The team wrote in a statement posted on social media, "We are committed to making a positive impact in our community and embrace our responsibility to advance social justice and equality. Our organization fully recognizes our team name is among the most visible ways in which we connect with the community.
"We have had ongoing discussions organizationally on these issues. The recent unrest in our community and our country has only underscored the need for us to keep improving as an organization on issues of social justice.
"With that in mind, we are committed to engaging our community and appropriate stakeholders to determine the best path forward with regard to our team name.
"While the focus of the baseball world shifts to the excitement of an unprecedented 2020 season, we recognize our unique place in the community and are committed to listening, learning and acting in the manner that can best unite and inspire our city and all those who support our team."

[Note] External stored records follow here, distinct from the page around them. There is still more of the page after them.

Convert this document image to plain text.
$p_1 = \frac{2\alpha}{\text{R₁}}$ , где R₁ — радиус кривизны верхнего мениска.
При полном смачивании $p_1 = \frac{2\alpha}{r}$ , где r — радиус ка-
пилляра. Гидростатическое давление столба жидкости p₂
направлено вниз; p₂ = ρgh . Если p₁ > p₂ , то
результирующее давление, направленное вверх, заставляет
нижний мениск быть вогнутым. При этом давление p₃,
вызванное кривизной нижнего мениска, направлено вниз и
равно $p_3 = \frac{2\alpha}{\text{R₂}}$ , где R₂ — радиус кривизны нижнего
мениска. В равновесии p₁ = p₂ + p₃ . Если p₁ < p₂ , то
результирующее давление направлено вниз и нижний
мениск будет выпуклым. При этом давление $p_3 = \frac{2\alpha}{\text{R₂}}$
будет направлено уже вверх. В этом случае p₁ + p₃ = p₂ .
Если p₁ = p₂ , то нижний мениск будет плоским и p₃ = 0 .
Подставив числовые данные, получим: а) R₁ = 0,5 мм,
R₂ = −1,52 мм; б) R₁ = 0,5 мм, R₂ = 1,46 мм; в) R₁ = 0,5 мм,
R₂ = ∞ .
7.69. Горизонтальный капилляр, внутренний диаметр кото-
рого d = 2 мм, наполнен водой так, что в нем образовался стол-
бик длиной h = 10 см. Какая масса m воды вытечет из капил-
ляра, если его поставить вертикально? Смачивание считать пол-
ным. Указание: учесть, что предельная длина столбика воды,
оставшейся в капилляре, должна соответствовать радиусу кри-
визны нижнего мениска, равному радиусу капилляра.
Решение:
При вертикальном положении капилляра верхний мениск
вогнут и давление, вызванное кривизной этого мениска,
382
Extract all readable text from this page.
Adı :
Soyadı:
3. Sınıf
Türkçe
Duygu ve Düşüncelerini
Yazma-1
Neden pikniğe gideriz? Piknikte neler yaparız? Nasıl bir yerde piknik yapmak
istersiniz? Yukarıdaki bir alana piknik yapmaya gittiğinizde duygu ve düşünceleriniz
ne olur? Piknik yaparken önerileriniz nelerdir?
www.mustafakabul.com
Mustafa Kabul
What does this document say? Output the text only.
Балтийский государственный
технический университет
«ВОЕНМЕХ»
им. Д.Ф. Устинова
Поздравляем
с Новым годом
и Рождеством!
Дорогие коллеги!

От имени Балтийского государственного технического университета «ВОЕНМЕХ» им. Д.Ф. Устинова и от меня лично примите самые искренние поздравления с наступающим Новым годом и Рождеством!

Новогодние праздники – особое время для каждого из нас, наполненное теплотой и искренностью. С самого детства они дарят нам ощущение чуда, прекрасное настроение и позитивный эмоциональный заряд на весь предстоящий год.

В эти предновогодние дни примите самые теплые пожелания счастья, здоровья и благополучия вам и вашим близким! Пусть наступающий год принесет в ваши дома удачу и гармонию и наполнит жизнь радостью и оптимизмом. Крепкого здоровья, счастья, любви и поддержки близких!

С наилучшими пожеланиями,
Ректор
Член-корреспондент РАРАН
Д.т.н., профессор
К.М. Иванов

Both the Indians and the Redskins have long faced criticism for maintaining their Native American-themed nicknames.
After the 2018 season, the Indians stopped wearing the smiling, red-faced Chief Wahoo emblem on their hats and jerseys, though they still sell products with that image.
Other sports teams with Native American nicknames have toned down the related imageries over the years.
The Kansas City Chiefs have retired their horse mascot ridden by a man in a feathered headdress, and the Atlanta Braves retired mascot Chief Noc-A-Homa in the 1980s.
Universities including Stanford, Arkansas State, William Mary and Louisiana-Monroe have dropped the Indians nickname.